Семья, пожалуй, и в самом деле вещь слишком уж путаная и сложная, чтобы продолжать тщетные попытки в ней разобраться, найдя хоть какой-нибудь смысл. Но общество лорда Келеборна проще и чище отцовского, а потому для возражений у Леголаса нет ровным счётом никаких причин.
Комментарий к Глава четвертая: Стены глухи, колокол нем
«Так над бездной тропа расцвела,
И река и ручей
На скалу, и на камень могильный,
И на белые груды костей
Влажной, красной земли нанесли»
========== Глава пятая: По приказу короля ==========
Рос он ночью, рос он днём.
Леголас размышляет над понятием семьи несколько долгих часов, чтобы в который раз прийти к неутешительному выводу: то чудно-чудовищное нечто, что называют узами родства, утомительно сложно, запутанно и не имеет почти никакого смысла. Никакого, кроме, разумеется, того, какой они сами имеют глупость вложить, но так, быть может, можно сказать о слишком уж многом.
Его король – его отец, и его семья. Лорд Келеборн – его родич, но не его семья, ведь, как он думает, кровь – это ещё не всё.
Одной лишь крови никогда не будет достаточно для них, но вполне – для него одного, и очередного оправдания, в котором нет ни смысла, ни нужды. И потому Леголас раздражённо хмыкает, качает головой в ответ собственным мыслям, торопливо бормочет Таурендилу на осанвэ то, что не стал бы говорить вслух – этикет, обычаи и традиции всё ещё утомительны и заурядны, чтобы он продолжал использовать каждый удобный повод для того, чтобы против них пойти – старательно избегает отца и лорда Келеборна, и почти незаметно покидает дворец. Почти – к несчастью.
Дождь идёт весь день и всю ночь, не утихая и утром: для прогулки не лучшее время. У самой кромки меж светлым, тихим кольцом лиственного леса, окружившего замок, на границе с чёрной, глухой чащей, Леголас из давней привычки замедляет шаг и сворачивает с прежнего пути, не имеющего ни толкового направления, ни ясной цели, и идёт на север к маленькому озерцу, где, по юности, проводил долгие часы.
Бывать ему там не приходилось – подумать только, – по меньшей мере тысячу лет. И теперь, нахмурившись и поджав губы, Леголас стоит, поражённый неприятным изумлением, и просто лишь смотрит. Не узнаёт.
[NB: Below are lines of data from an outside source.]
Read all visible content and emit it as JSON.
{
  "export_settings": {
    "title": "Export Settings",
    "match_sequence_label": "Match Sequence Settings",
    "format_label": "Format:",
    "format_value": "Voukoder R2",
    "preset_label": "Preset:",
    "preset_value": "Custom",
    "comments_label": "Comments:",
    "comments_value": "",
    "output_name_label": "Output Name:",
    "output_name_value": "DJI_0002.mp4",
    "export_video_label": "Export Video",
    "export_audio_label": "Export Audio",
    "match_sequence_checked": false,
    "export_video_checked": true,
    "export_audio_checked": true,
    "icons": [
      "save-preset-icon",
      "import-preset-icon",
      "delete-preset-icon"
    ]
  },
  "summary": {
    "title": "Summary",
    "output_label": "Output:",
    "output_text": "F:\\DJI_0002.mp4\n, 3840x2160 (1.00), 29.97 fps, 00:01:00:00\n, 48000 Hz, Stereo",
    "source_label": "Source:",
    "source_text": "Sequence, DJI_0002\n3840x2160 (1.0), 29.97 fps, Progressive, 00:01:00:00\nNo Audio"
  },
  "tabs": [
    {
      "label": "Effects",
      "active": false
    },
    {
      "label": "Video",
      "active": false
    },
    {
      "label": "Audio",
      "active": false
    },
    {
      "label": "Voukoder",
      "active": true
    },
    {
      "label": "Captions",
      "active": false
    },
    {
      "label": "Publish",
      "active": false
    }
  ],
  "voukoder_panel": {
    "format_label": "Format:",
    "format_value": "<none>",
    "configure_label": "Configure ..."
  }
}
Высокий дуб, под сенью которого он любил играть, скривился и изломался, почернев – от молнии удара, быть может? – малахитовой ржавчиной тины подвернулась зеркальная некогда озёрная гладь, да разрослись в диком буйстве камыш и тростник.
В седом налёте ливня всё кругом кажется ему блеклым и выцветшим; вульгарно блестящем в деталях, но износившемся и постаревшем при беглом взгляде. Во рту расползается горечь разочарования; в шёпоте дождя, целующего его в щеки и призрачными касаниями пальцев глядящего руки, звучит отцовский смех и плач, с каким разбивается стекло.
Невдалеке раздаются раскаты грома, а воздух полнится тяжёлым запахом земли и грозы. Леголас трёт лоб, в растерянности очередной – последний – раз окидывая долгим, но слепым взором потёртую и тлеющую картину собственного детства, далёкого, как никогда прежде.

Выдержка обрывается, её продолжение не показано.